Inmitten einer lebensfeindlichen Wüste liegt dieser Garten.
Wenn der Mensch ihn nicht bewahrt, wird er sich in der Wüste wiederfinden.

Lange – viel zu lange! - haben wir nur das gehört:
den Auftrag zum Bebauen – und haben so viel schon zerstört.
Lebensräume und Arten: unwiederbringlich dahin, viele gefährdet.

Es sind vielfach junge Menschen, die sich der Zerstörung unserer Lebensgrundlagen unerschrocken und sehr unerbittlich entgegen stellen.
Ich denke an den Hambacher -, den Dannenröder Wald, den Riederwald.
Und auch all die – z.T. nicht mehr ganz so jungen, aber jung gebliebenen - Menschen,
die sich in Naturschutzgruppen engagieren:
die Nistkästen aufhängen, Biotope schaffen und pflegen, Kinder an die wunderbaren Zusammenhänge in der Natur heranführen –
sie leisten einen wichtigen Beitrag zur Bewahrung der Schöpfung.
Wenn mir heute etwas Hoffnung gibt, dann sind es diese Menschen,
die sich kenntnisreich und mit viel Phantasie der Zerstörung widersetzen und nicht nachlassen.

Bebauen und bewahren -
bei letzterem muss heute der Akzent liegen!

Daraus ergeben sich ganz konkrete Anfragen:
- an die Art und Weise, wie unsere Wälder bewirtschaftet werden...
- daran, wie wir mit dem Wasser umgehen, dieser kostbaren Ressource…
- und wie wir unsere Böden behandeln – viel zu wenig Aufmerksamkeit haben wir dem Bodenschutz bisher geschenkt!

Wir leben vom Wald
von dem, was er uns schenkt – wenn wir ihn lassen:
Luft zum Atmen
Wasser
Erholung und Heilung…

Wir leben vom Wald, vom Wasser, von der Erde
weil wir (Menschen)
hinein verwoben sind in
das große, wunderbare Netzwerk des Lebendigen.

Segensgebet

Schöpfer, DU hinter allen Dus,
Weberin aller Netzwerke des Lebendigen,
segne uns und unsere Wälder!

Segne unser Forschen und Wissen,
unsere Sensibilität und unsere Kraft,
unser Staunen und unsere Poesie
unseren Einsatz für alles Lebendige!

Segne unsere Wälder
und alle, die sie bestaunen, beschützen und bewahren!

Amen.

(1)
Der älteste Baum in unserem Umkreis ist die Meßfelder Eiche mit annähernd 400 Jahren (vor 400 Jahren: 30jähriger Krieg) – Im Wirtschaftswald wird eine Eiche nur ca. 150 Jahre alt.

(2)
Eine 150 Jahre alte Buche produziert fortlaufend genug Sauerstoff für 10 Erwachsene.

(3)
Im Idealfall leben im Wald ca. 20.000 Tierarten.
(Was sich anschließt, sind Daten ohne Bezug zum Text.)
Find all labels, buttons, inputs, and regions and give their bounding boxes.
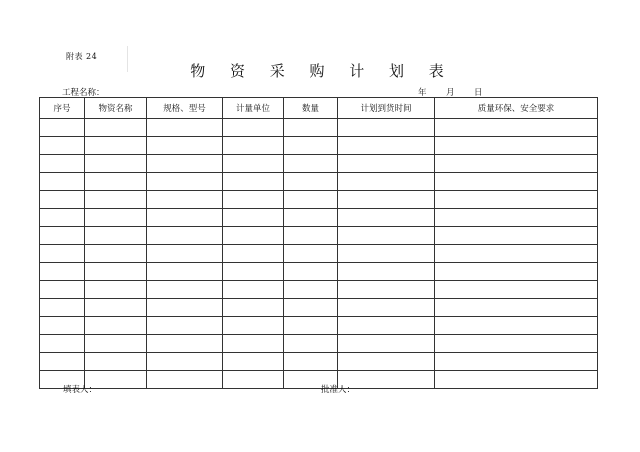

Davon finden etwa 20% Nahrung und Lebensraum im Totholz.

(4)
In einer Hand voll Walderde leben ca. 10 Milliarden Mikroorganismen und Kleinstlebewesen (mehr als Menschen auf der Erde).

(5)
1 Teelöffel Walderde enthält über 1 km Pilzfäden. Wälder können sich nur durch das Zusammenspiel von unterirdischem Pilzgeflecht ("Mycel") und Bäumen entwickeln. Ein erwachsener Baum versorgt seinen "Nachwuchs" über das Pilzmycel mit Nährstoffen.

(6)
Pflanzen können ohne uns Menschen leben, Menschen nicht ohne Pflanzen. Die Fotosynthese ist der wichtigste Stoffwechsel-Prozess in der Natur, Grundlage allen Lebens. Der lebenswichtige Sauerstoff kommt nur von den Pflanzen.